The Slowest Band in All the World

I can't believe it - there's a new Scritti Politti album due out in the next few weeks. For anyone who loved music in the mid 1980s, Scritti Politti was synonymous with ecstatic pop and lyrics that required a degree in philosophy [and a weighty dictionary] to decipher. Songs like Wood Beez [Pray Like Aretha Franklin] and Perfect Way were huge hits on both sides of the Atlantic. Scritti main man Green Gartside was collaborating with the likes of Miles Davis and Chaka Khan. But the Scritti story had much humbler beginnings, starting with a post-punk agit-prop collective. Early songs like Skank Bloc Bologna were not your typical pop confections, more impossible tracks to dance with that secured the group a lot of headlines and attention from the redoubtable John Peel.

The first album, Songs to Remember, eventually appeared in 1982 on Rough Trade. The big breakthrough came with Cupid & Psyche '85 on the more mainstream Virgin label, followed by Provision in 1988. It was another 11 years before Green got off his Gartside and released Anomie and Bonhomie, an album besotted with rap and hip-hop. That alienated anyone old enough to remember Cupid & Psyche with fondness, but failed to secure a new audience. [There was also a run of hit singles in the early 90s, including collaborations with the likes of Shabba Ranks, but these are now very hard to find]. After the relative failure of Anomie and Bonhomie in 1999, Scritti Politti slid off the radar again, apparently relegated to being a mid 80s phenom, fodder for VH1 nostalgia weekends.
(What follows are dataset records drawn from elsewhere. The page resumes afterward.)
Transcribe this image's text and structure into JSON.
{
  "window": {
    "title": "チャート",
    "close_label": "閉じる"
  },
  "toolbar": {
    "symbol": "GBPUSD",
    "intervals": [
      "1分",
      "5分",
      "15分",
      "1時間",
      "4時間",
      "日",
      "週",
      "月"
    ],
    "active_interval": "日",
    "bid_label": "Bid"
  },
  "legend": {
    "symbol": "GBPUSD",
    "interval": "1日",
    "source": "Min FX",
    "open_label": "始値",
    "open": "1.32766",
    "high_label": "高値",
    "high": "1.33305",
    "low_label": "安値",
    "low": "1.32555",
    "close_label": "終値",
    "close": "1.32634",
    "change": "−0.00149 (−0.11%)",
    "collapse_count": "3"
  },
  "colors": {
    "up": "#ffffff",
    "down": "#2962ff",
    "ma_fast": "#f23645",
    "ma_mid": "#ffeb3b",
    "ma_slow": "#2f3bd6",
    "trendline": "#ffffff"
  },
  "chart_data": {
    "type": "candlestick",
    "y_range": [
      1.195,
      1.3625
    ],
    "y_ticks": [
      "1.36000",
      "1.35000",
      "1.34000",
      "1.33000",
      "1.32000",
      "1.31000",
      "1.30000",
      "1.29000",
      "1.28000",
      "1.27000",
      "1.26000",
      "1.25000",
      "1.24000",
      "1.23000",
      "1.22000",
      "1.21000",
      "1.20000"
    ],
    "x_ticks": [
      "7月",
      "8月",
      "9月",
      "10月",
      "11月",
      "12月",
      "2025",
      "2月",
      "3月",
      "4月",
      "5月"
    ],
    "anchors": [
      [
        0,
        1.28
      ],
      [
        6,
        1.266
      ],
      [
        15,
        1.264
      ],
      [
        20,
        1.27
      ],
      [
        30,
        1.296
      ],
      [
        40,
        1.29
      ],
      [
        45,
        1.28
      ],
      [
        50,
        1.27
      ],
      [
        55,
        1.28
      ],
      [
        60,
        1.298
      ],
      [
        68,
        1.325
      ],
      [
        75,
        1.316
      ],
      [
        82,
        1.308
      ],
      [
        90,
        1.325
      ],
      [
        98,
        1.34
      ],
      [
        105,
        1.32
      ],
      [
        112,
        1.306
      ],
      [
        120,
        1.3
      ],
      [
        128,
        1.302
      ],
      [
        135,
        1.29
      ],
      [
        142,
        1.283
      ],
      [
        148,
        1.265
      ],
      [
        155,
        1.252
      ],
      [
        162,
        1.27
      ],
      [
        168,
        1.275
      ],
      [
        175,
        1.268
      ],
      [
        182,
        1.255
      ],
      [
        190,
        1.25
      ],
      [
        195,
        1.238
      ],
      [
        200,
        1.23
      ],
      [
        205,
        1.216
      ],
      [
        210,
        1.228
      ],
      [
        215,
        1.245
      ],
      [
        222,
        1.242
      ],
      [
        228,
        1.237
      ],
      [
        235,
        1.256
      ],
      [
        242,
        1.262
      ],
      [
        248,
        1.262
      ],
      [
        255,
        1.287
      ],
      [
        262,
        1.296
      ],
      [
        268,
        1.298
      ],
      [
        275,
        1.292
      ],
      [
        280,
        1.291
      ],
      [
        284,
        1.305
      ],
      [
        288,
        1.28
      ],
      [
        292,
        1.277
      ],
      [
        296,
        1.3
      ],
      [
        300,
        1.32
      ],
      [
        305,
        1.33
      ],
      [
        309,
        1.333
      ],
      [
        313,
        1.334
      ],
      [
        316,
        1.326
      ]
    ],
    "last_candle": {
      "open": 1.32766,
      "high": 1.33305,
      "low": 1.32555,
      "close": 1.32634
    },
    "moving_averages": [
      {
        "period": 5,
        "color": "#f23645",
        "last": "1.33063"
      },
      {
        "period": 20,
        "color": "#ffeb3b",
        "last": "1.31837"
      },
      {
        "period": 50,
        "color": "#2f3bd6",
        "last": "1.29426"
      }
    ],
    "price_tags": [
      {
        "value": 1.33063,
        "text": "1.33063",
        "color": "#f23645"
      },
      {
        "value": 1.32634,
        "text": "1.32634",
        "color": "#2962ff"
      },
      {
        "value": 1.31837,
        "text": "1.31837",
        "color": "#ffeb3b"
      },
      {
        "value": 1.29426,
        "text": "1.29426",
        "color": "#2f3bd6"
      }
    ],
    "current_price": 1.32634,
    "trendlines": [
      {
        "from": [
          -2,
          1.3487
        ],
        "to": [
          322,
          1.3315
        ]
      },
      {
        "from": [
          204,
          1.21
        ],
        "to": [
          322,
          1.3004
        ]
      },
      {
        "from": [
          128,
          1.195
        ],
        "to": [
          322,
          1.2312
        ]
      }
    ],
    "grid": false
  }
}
The comeback started last year with a return to Rough Trade and Early, a compilation of those hard to find singles and EPs from the late 70s and early 80s. Now Green Gartside returns with his first album of new material in ages, called White Bread, Black Beer. Can't say I'm not excited - think I'll drag out all my old Scritti CDs and load them into iTunes today. The band's not exactly prolific: counting the new material, Scritti has released five albums [and a compilation] in 28 years since the group's first single came out in 1978. That's not what you'd call a Calvinist work ethic by any stretch of the imagination. The only outfit to match that elephantine gestation tendency is The Blue Nile, another group that rose to prominence in 1985. They've managed four albums in 21 years - turtles beware.

Amazingly, both Scritti Politti and Blue Nile frontman Paul Buchanan are out on tour this summer. If you enjoy either band, it's probably your last chance to see them before Halley's Comet returns in 2062.